(Note préliminaire: faut croire que ce blog a atteint son rythme de croisière d’un article tout les six mois)
En octobre 1981 débute la diffusion de Fang of the Sun Dougram, anime real robot en 75 épisodes réalisé par Ryosuke Takahashi et produit par le studio d’animation Sunrise. Il me semble tout d’abord important de noter que cette diffusion suit d’un peu plus d’un an la fin de celle de Mobile Suit Gundam, qui, comme nous le verrons dans la suite de cet article, a eu une influence importante sur Dougram.
Mais commençons par présenter rapidement le synopsis. En l’an 152 SC (pour Space Century), la Terre, divisée en 7 états regroupés au sein d’une Fédération Terrestre, souffre des habituels problèmes de surpopulation et d’épuisement des ressources et dépend de manière croissante de sa colonie sur la planète Deloyer pour des domaines cruciaux tels que l’approvisionnement en nourriture. Bien entendus, les colons supportent de moins en moins la tutelle de la Fédération, à telle point qu’une rébellion réclamant l’indépendance éclate , poussant le président de la Fédération Denon Cashim à se rendre sur la planète pour mater la révolte. C’est dans ce contexte que le propre fils de Denon, Crinn Cashim, témoin des exactions des soldats de la fédération contre les Deloyriens, va rejoindre un groupe de guérilleros (le fameux « Fang of the Sun » du titre de l’anime) et devenir le pilote du Dougram , Combat Armor conçue par la rébellion.

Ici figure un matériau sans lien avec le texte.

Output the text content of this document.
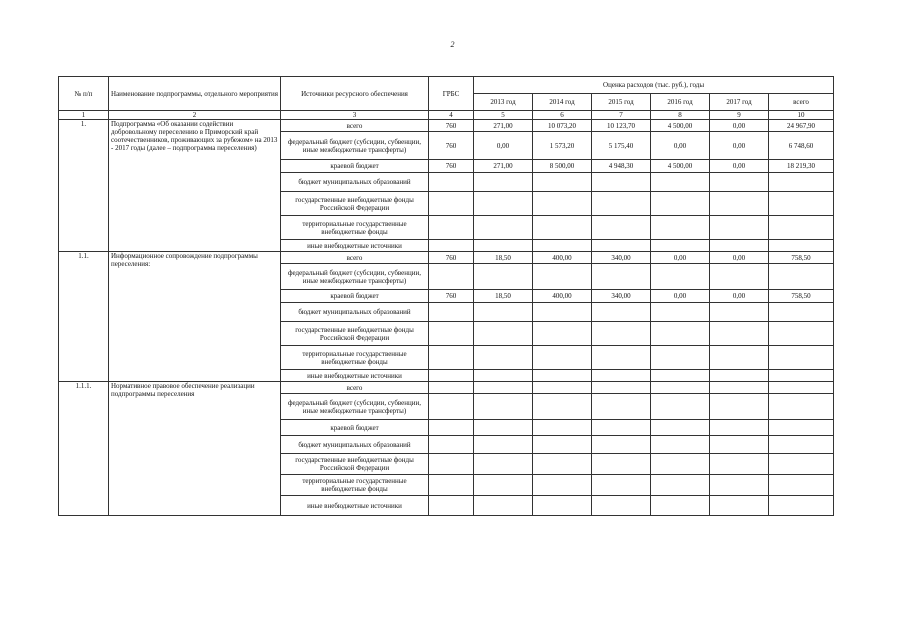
2
№ п/п	Наименование подпрограммы, отдельного мероприятия	Источники ресурсного обеспечения	ГРБС	Оценка расходов (тыс. руб.), годы					
				2013 год	2014 год	2015 год	2016 год	2017 год	всего
1	2	3	4	5	6	7	8	9	10
1.	Подпрограмма «Об оказании содействии добровольному переселению в Приморский край соотечественников, проживающих за рубежом» на 2013 - 2017 годы (далее – подпрограмма переселения)	всего	760	271,00	10 073,20	10 123,70	4 500,00	0,00	24 967,90
		федеральный бюджет (субсидии, субвенции, иные межбюджетные трансферты)	760	0,00	1 573,20	5 175,40	0,00	0,00	6 748,60
		краевой бюджет	760	271,00	8 500,00	4 948,30	4 500,00	0,00	18 219,30
		бюджет муниципальных образований							
		государственные внебюджетные фонды Российской Федерации							
		территориальные государственные внебюджетные фонды							
		иные внебюджетные источники							
1.1.	Информационное сопровождение подпрограммы переселения:	всего	760	18,50	400,00	340,00	0,00	0,00	758,50
		федеральный бюджет (субсидии, субвенции, иные межбюджетные трансферты)							
		краевой бюджет	760	18,50	400,00	340,00	0,00	0,00	758,50
		бюджет муниципальных образований							
		государственные внебюджетные фонды Российской Федерации							
		территориальные государственные внебюджетные фонды							
		иные внебюджетные источники							
1.1.1.	Нормативное правовое обеспечение реализации подпрограммы переселения	всего							
		федеральный бюджет (субсидии, субвенции, иные межбюджетные трансферты)							
		краевой бюджет							
		бюджет муниципальных образований							
		государственные внебюджетные фонды Российской Федерации							
		территориальные государственные внебюджетные фонды							
		иные внебюджетные источники							
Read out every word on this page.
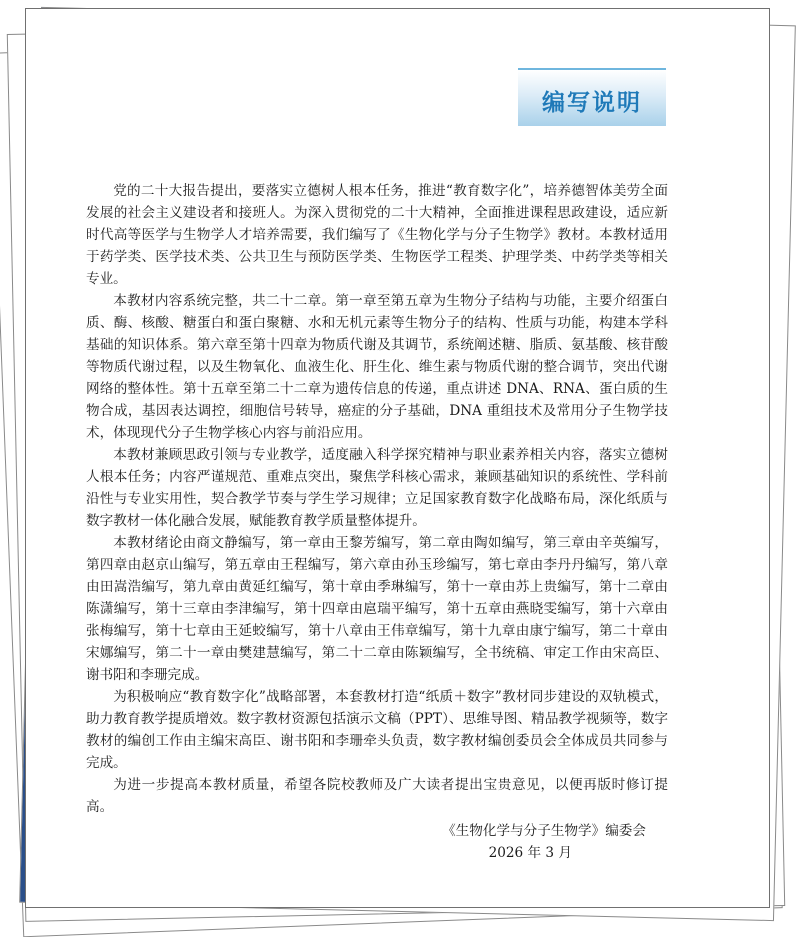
编写说明

党的二十大报告提出，要落实立德树人根本任务，推进“教育数字化”，培养德智体美劳全面发展的社会主义建设者和接班人。为深入贯彻党的二十大精神，全面推进课程思政建设，适应新时代高等医学与生物学人才培养需要，我们编写了《生物化学与分子生物学》教材。本教材适用于药学类、医学技术类、公共卫生与预防医学类、生物医学工程类、护理学类、中药学类等相关专业。

本教材内容系统完整，共二十二章。第一章至第五章为生物分子结构与功能，主要介绍蛋白质、酶、核酸、糖蛋白和蛋白聚糖、水和无机元素等生物分子的结构、性质与功能，构建本学科基础的知识体系。第六章至第十四章为物质代谢及其调节，系统阐述糖、脂质、氨基酸、核苷酸等物质代谢过程，以及生物氧化、血液生化、肝生化、维生素与物质代谢的整合调节，突出代谢网络的整体性。第十五章至第二十二章为遗传信息的传递，重点讲述 DNA、RNA、蛋白质的生物合成，基因表达调控，细胞信号转导，癌症的分子基础，DNA 重组技术及常用分子生物学技术，体现现代分子生物学核心内容与前沿应用。

本教材兼顾思政引领与专业教学，适度融入科学探究精神与职业素养相关内容，落实立德树人根本任务；内容严谨规范、重难点突出，聚焦学科核心需求，兼顾基础知识的系统性、学科前沿性与专业实用性，契合教学节奏与学生学习规律；立足国家教育数字化战略布局，深化纸质与数字教材一体化融合发展，赋能教育教学质量整体提升。

本教材绪论由商文静编写，第一章由王黎芳编写，第二章由陶如编写，第三章由辛英编写，第四章由赵京山编写，第五章由王程编写，第六章由孙玉珍编写，第七章由李丹丹编写，第八章由田嵩浩编写，第九章由黄延红编写，第十章由季琳编写，第十一章由苏上贵编写，第十二章由陈潇编写，第十三章由李津编写，第十四章由扈瑞平编写，第十五章由燕晓雯编写，第十六章由张梅编写，第十七章由王延蛟编写，第十八章由王伟章编写，第十九章由康宁编写，第二十章由宋娜编写，第二十一章由樊建慧编写，第二十二章由陈颖编写，全书统稿、审定工作由宋高臣、谢书阳和李珊完成。

为积极响应“教育数字化”战略部署，本套教材打造“纸质＋数字”教材同步建设的双轨模式，助力教育教学提质增效。数字教材资源包括演示文稿（PPT）、思维导图、精品教学视频等，数字教材的编创工作由主编宋高臣、谢书阳和李珊牵头负责，数字教材编创委员会全体成员共同参与完成。

为进一步提高本教材质量，希望各院校教师及广大读者提出宝贵意见，以便再版时修订提高。

《生物化学与分子生物学》编委会
2026 年 3 月
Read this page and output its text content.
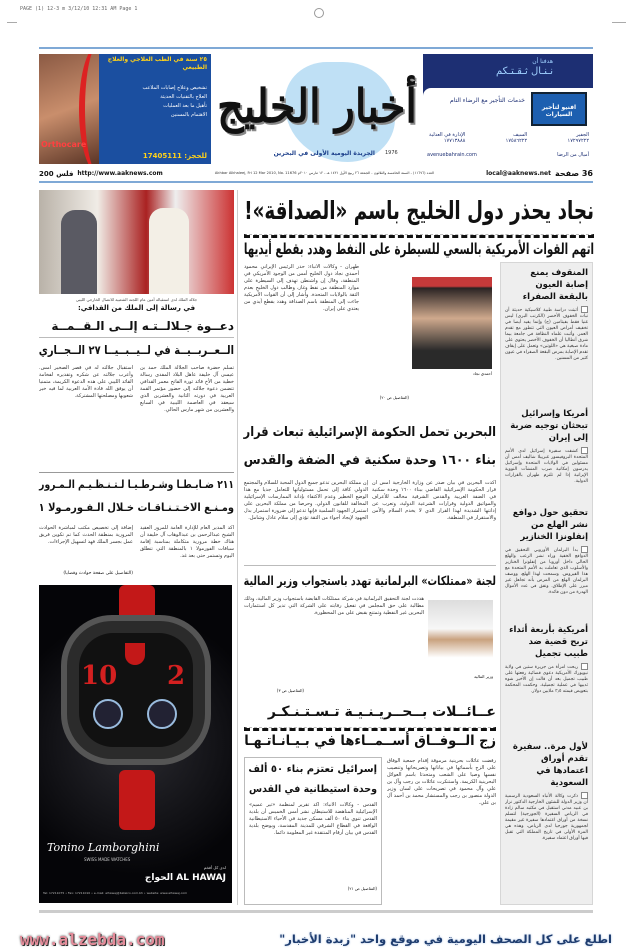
PAGE (1) 12-3 m 3/12/10 12:31 AM Page 1
٢٥ سنة في الطب العلاجي والعلاج الطبيعي
تشخيص وعلاج إصابات الملاعب
العلاج بالتقنيات الحديثة
تأهيل ما بعد العمليات
الاهتمام بالمسنين
Orthocare
للحجز: 17405111
أخبار الخليج
الجريدة اليومية الأولى في البحرين 1976
هدفنا أن
نـنـال ثـقـتـكم
افنيو لتأجير السيارات
خدمات التأجير مع الرضاء التام
الجفير
١٧٢٩٧٢٢٢
السيف
١٧٥٨٦٢٢٢
الإدارة في العدلية
١٧٧١٣٨٨٨
avenuebahrain.com	أميال من الرضا
200 فلس http://www.aaknews.com	Akhbar Alkhaleej, Fri 12 Mar 2010, No. 11676 العدد (١١٦٧٦) - السنة الخامسة والثلاثون - الجمعة ٢٦ ربيع الأول ١٤٣١ هـ - ١٢ مارس ٢٠١٠م	local@aaknews.net 36 صفحة
جلالة الملك لدى استقباله أمين عام اللجنة الشعبية للاتصال الخارجي الليبي
في رسالة إلى الملك من القذافي:
دعــوة جـلالــتـه إلــى الـقــمــة
الــعــربــيــة في لــيــبــيــا ٢٧ الــجــاري
تسلم حضرة صاحب الجلالة الملك حمد بن عيسى آل خليفة عاهل البلاد المفدى رسالة خطية من الأخ قائد ثورة الفاتح معمر القذافي تتضمن دعوة جلالته إلى حضور مؤتمر القمة العربية في دورته الثانية والعشرين الذي سيعقد في العاصمة الليبية في السابع والعشرين من شهر مارس الحالي.
استقبال جلالته له في قصر الصخير أمس. وأعرب جلالته عن شكره وتقديره لفخامة القائد الليبي على هذه الدعوة الكريمة، متمنيا أن يوفق الله قادة الأمة العربية لما فيه خير شعوبها ومصلحتها المشتركة.
٢١١ ضـابـطـا وشـرطـيـا لـتـنـظـيـم الـمـرور
ومـنـع الاخـتـنـاقـات خـلال الـفـورمـولا ١
أكد المدير العام للإدارة العامة للمرور العقيد الشيخ عبدالرحمن بن عبدالوهاب آل خليفة أن هناك خطة مرورية متكاملة بمناسبة إقامة سباقات الفورمولا ١ بالمنطقة التي تنطلق اليوم وتستمر حتى بعد غد.
إضافة إلى تخصيص مكتب لمباشرة الحوادث المرورية بمنطقة الحدث كما تم تكوين فريق عمل بجسر الملك فهد لتسهيل الإجراءات.
(التفاصيل على صفحة حوادث وقضايا)
10 2
Tonino Lamborghini
SWISS MADE WATCHES
لدى كل أفخم
AL HAWAJ الحواج
Tel: 17211075 • Fax: 17211010 • e-mail: alhawaj@batelco.com.bh • website: www.alhawaj.com
نجاد يحذر دول الخليج باسم «الصداقة»!
اتهم القوات الأمريكية بالسعي للسيطرة على النفط وهدد بقطع أيديها
طهران - وكالات الأنباء: حذر الرئيس الإيراني محمود أحمدي نجاد دول الخليج أمس من الوجود الأمريكي في المنطقة، وقال إن واشنطن تهدف إلى السيطرة على موارد المنطقة من نفط وغاز، وطالب دول الخليج بعدم الثقة بالولايات المتحدة. وأشار إلى أن القوات الأمريكية جاءت إلى المنطقة باسم الصداقة وهدد بقطع أيدي من يعتدي على إيران.
أحمدي نجاد
(التفاصيل ص ٢٠)
البحرين تحمل الحكومة الإسرائيلية تبعات قرار
بناء ١٦٠٠ وحدة سكنية في الضفة والقدس
أكدت البحرين في بيان صدر عن وزارة الخارجية أمس أن قرار الحكومة الإسرائيلية القاضي ببناء ١٦٠٠ وحدة سكنية في الضفة الغربية والقدس الشرقية مخالف للأعراف والمواثيق الدولية وقرارات الشرعية الدولية، وتعرب عن إدانتها الشديدة لهذا القرار الذي لا يخدم السلام والأمن والاستقرار في المنطقة.
إن مملكة البحرين تدعو جميع الدول المحبة للسلام والمجتمع الدولي كافة إلى تحمل مسئولياتها للتعامل جديا مع هذا الوضع الخطير وعدم الاكتفاء بإدانة الممارسات الإسرائيلية المخالفة للقانون الدولي. وحرصا من مملكة البحرين على استمرار الجهود السلمية فإنها تدعو إلى ضرورة استمرار بذل الجهود لإيجاد أجواء من الثقة تؤدي إلى سلام عادل وشامل.
لجنة «ممتلكات» البرلمانية تهدد باستجواب وزير المالية
هددت لجنة التحقيق البرلمانية في شركة ممتلكات القابضة باستجواب وزير المالية، وذلك مطالبة على حق المجلس في تفعيل رقابته على الشركة التي تدير كل استثمارات البحرين غير النفطية وتمتنع بقبض على من المحظورة.
وزير المالية
(التفاصيل ص ٣)
عــائــلات بــحــريـنـيـة تـسـتـنـكـر
زج الــوفــاق أســمــاءها في بـيـانـاتـهـا
رفضت عائلات بحرينية مرموقة إقدام جمعية الوفاق على الزج بأسمائها في بياناتها وتصريحاتها وتنصيب نفسها وصيا على الشعب ومتحدثا باسم العوائل البحرينية الكريمة. واستنكرت عائلات بن رجب وآل بن علي وآل محمود في تصريحات على لسان وزير الدولة منصور بن رجب والمستشار محمد بن أحمد آل بن علي.
إسرائيل تعتزم بناء ٥٠ ألف
وحدة استيطانية في القدس
القدس - وكالات الأنباء: أكد تقرير لمنظمة «تير عميم» الإسرائيلية المناهضة للاستيطان نشر أمس الخميس أن بلدية القدس تنوي بناء ٥٠ ألف مسكن جديد في الأحياء الاستيطانية الواقعة في القطاع الشرقي للمدينة المقدسة، ويوضح بلدية القدس في بيان أرقام المنتقدة غير المعلومة دائما.
(التفاصيل ص ٢١)
المنقوف يمنع إصابة العيون بالبقعة الصفراء
أثبتت دراسة طبية كلاسيكية حديثة أن نبات الخفوف الأخضر (الكرنب البري) ليس غنيا فقط بفيتامين (ج) وإنما يفيد أيضا في تخفيف أمراض العيون التي تتطور مع تقدم العمر. وأثبت علماء النظافة في جامعة بيما شرق أنطاليا أن الخفوف الأخضر يحتوي على مادة صبغية هي «اللوتين» وتعمل على إيقاف تقدم الإصابة بمرض البقعة الصفراء في عيون كثير من المسنين.
أمريكا وإسرائيل تبحثان توجيه ضربة إلى إيران
كشفت سفيرة إسرائيل لدى الأمم المتحدة البروفيسور غبرييلا شاليف أمس أن مسئولين في الولايات المتحدة وإسرائيل يدرسون إمكانية ضرب المنشآت النووية الإيرانية إذا لم تلتزم طهران بالقرارات الدولية.
تحقيق حول دوافع نشر الهلع من إنفلونزا الخنازير
بدأ البرلمان الأوروبي التحقيق في الدوافع الخفية وراء نشر الرعب والهلع الحالي داخل أوروبا من إنفلونزا الخنازير والأسلوب الذي تعاملت به الأمم المتحدة مع هذا الفيروس. وسمحت لهذا الهلع، ووصف البرلمان الهلع من المرض بأنه تجاهل غير مبرر على الإطلاق. ونفق في عدد الأموال الهدرة من دون فائدة.
أمريكية بأربعة أثداء تربح قضية ضد طبيب تجميل
ربحت امرأة من جزيرة ستين في ولاية نيويورك الأمريكية دعوى قضائية رفعتها على طبيب تجميل بعد أن قالت إن الأخير شوه ثدييها في عملية تجميلية. وحكمت المحكمة بتعويض قيمته ٣٫٥ ملايين دولار.
لأول مرة.. سفيرة تقدم أوراق اعتمادها في السعودية
ذكرت وكالة الأنباء السعودية الرسمية أن وزير الدولة للشئون الخارجية الدكتور نزار بن عبيد مدني استقبل في مكتبه سالم زادة في الرياض السفيرة (الجورجية) لتسلم نسخة من أوراق اعتمادها سفيرة غير مقيمة لجمهورية جورجيا لدى الرياض، وهذه هي المرة الأولى في تاريخ المملكة التي تقبل فيها أوراق اعتماد سفيرة.
www.alzebda.com	اطلع على كل الصحف اليومية في موقع واحد "زبدة الأخبار"
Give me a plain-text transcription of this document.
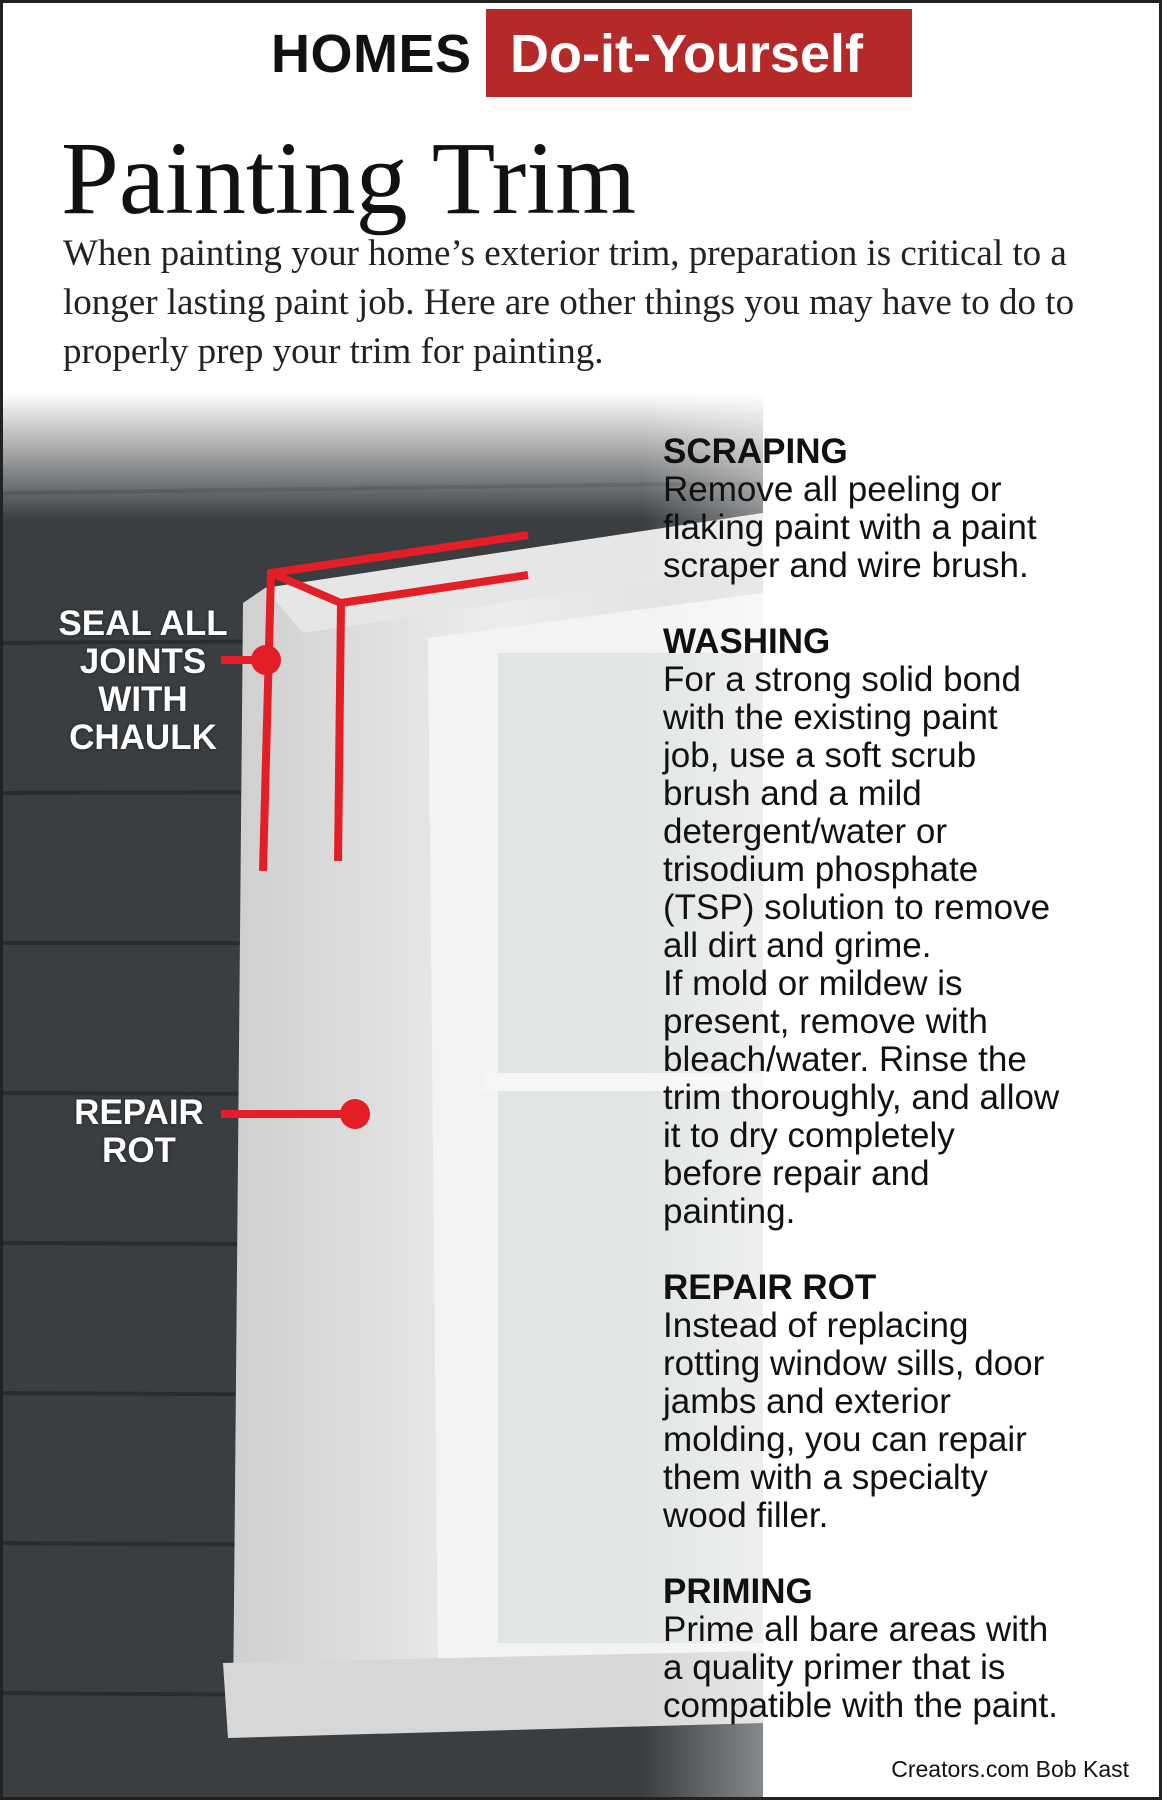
HOMES Do-it-Yourself
Painting Trim
When painting your home’s exterior trim, preparation is critical to a longer lasting paint job. Here are other things you may have to do to properly prep your trim for painting.
SEAL ALL
JOINTS
WITH
CHAULK
REPAIR
ROT
SCRAPING
Remove all peeling or
flaking paint with a paint
scraper and wire brush.
WASHING
For a strong solid bond
with the existing paint
job, use a soft scrub
brush and a mild
detergent/water or
trisodium phosphate
(TSP) solution to remove
all dirt and grime.
If mold or mildew is
present, remove with
bleach/water. Rinse the
trim thoroughly, and allow
it to dry completely
before repair and
painting.
REPAIR ROT
Instead of replacing
rotting window sills, door
jambs and exterior
molding, you can repair
them with a specialty
wood filler.
PRIMING
Prime all bare areas with
a quality primer that is
compatible with the paint.
Creators.com Bob Kast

La plus grande force de Dougram réside avant tout dans son intrigue très bien ficelée où se mêlent tactique militaire, complot politiques et trahisons. Si Gundam est en effet connu pour avoir posé les bases du real robot en esquissant un contexte géopolitique au sein duquel ses personnages évoluent, Dougram pousse cela beaucoup plus loin en plaçant véritablement le “jeu” politique au cœur de l’intrigue. Des courants rivaux s’affrontent au sein de la Fédération sur la manière de lutter contre l’insurrection, certains états terriens soutiennent clandestinement une indépendance qui profiterait à leurs intérêts, et les rebelles se trouvent par exemple confrontés au problème des capitaux terriens qui étranglent Deloyer. Ceci, rajouté à des bouleversements de échiquier politiques assez fréquents, tel l’évincement de tel ou tel officiel de la Fédération, suscite un véritable intérêt pour le scénario. En regardant Dougram, on assiste à l’Histoire en marche.
Je reste un peu plus partagé quant aux personnages, particulièrement au sujet des membres du Fang of the Sun. Si ils « interagissent » très bien entre eux, ouvrant la porte à plusieurs scènes assez comiques, leur background et leurs motivations restent assez peu développés, à l’exception notable de Crinn, qui reste le protagoniste principal. Les membres de la Fang of the Sun sont ainsi ballotés par un conflit qui semble parfois les dépasser. C’est d’une certaine manière tout l’inverse pour les antagonistes dont l’un d’eux saura particulièrement tirer son épingle du jeu au cours de l’anime. Leurs motivations parfaitement claires, qu’elles soit nobles (faire cesser cette guerre en versant le moins de sang possible) ou pas ( la soif de profit), et beaucoup d’entre eux sont en fait tout aussi respectables que leurs homologues rebelles. Il arrive d’ailleurs souvent que l’on se prenne progressivement d’affection pour un personnage présenté dans un premier temps comme une ordure.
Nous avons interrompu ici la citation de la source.